Simply run the following commands:
git clone https://github.com/n3slami/Memento_Filter.git
cd Memento_Filter
docker build -t memento_eval .
mkdir -p ../paper_results/figures/ && docker run -v ../paper_results/figures:/usr/local/paper_results/figures -it memento_eval
These commands first clone the repository and builds the required Docker image.
Then, it creates a directory next to the cloned repository where the
generated figures will be placed and spins up a Docker container to run the
experiments. One the container is done running, the generated figures will be
placed in the paper_results/figures
directory. The figures will be numbered
to match the paper.
Important: By default, this Docker container takes multiple days to finish
running. To run the experiments on a smaller scale that completes in ~10
minutes, comment out the final line in the Dockerfile
and repeat the build
and run process above.
To use the evaluate.sh
script, ensure that the following dependencies are
satisfied:
- CMake >=3.30.8 (Used to compile the baselines)
- Boost >=1.67.0 (Used in some of the baselines, notably Grafite)
- libssl-dev >=1:3.2.4 (Used in WiredTiger)
- python3-dev >=3.13.5 (Used in WiredTiger)
- python3-env >=3.13.5 (Used to plot the experimental results only)
- Python 3 >=3.7 (Used to plot the experimental results only)

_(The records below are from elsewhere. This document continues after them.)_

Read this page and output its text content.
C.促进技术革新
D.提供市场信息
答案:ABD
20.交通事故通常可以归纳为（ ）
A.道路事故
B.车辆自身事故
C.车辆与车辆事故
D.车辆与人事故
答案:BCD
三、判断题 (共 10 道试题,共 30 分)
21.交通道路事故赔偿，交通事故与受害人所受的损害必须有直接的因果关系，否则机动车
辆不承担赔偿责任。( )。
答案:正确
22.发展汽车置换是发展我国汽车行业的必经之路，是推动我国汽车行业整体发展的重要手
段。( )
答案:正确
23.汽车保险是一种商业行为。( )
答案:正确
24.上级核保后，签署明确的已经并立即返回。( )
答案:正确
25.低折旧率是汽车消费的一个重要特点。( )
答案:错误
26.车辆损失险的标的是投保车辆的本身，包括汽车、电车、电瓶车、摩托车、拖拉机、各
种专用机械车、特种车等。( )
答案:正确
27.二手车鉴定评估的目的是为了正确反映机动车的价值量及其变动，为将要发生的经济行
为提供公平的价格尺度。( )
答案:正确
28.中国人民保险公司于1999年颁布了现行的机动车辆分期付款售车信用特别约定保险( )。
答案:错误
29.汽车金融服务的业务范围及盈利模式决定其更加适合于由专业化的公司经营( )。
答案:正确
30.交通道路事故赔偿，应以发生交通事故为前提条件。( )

- Latex full (Used to plot the experimental results only) Then, running
git clone https://github.com/n3slami/Memento_Filter.git
cd Memento_Filter
bash evaluate.sh -s large
will reproduce the results in the paper, creating a paper_results
directory
next to the cloned repository with a figures
subdirectory containing the
generated figures. The figures will be numbered to match the paper. The script
may take several days to run due to the large scale of the experiments. To
conduct a smaller-scale evaluation, the evaluate.sh
script accepts the -s
position argument with the following options:
tiny # (The default. Takes ~10 minutes to run. Works with datasets of size 200K.)
small # (Takes ~1 hour to run. Works with datasets of size 2M.)
medium # (Takes ~1 day to run. Works with datasets of size 20M.)
large # (Takes multiple days to run. Works with datasets of size 200M.)
For example, executing bash evaluate.sh -s tiny
runs the experimental suite
with datasets that are 1000 times smaller than the original. This option is the
default so that one can ensure the suite is working properly without having to
wait a long amount of time for the execution to finish.
The evaluate.sh
also allows one to only generate a subset of the figures
using the -f
option. Running bash evaluate.sh -h
provides more information
on how to use this script.
The reproducibility.md file explains the details of
how the evaluate.sh
script works internally, as well as how one can manually
emulate the process.
This is a header-only library and does not need to be installed. Just clone the repository with
git clone https://github.com/n3slami/Memento_Filter.git
cd Memento_Filter
and switch to the header-only
branch. You can use Memento filter by including
include/memento.cpp
in your project.
The examples/simple.cpp
file shows how to index and query a vector of random
integers with Memento filter.
This repository has the following branches:
- The
master
branch hosts the dynamic only implementation of Memento filter, and does not contain the test suite for the expandability and B-Tree experiments. - The
expandable
branch hosts the expandable implementation of Memento filter, as well as the test suite for the expandability and B-Tree experiments. - The
header-only
branch hosts a C++ header file with a templated implementation of Memento filter in theinclude
directory. The template allows one to choose between a standard dynamic Memento filter or an expandable one.
After cloning the repository and all its submodules with
git clone --recurse-submodules -j8 https://github.com/n3slami/Memento_Filter.git
cd Memento_Filter
build the project with CMAKE
mkdir build && cd build
cmake .. -DCMAKE_BUILD_TYPE=Release
make -j8
The benchmarks will be placed in build/bench/
. Use the evaluate.sh
script
as described above to reproduce the results in the paper, and see
reproducibility.md for details on its inner
workings.
This project is licensed under the GPLv3 License - see the LICENSE file for details.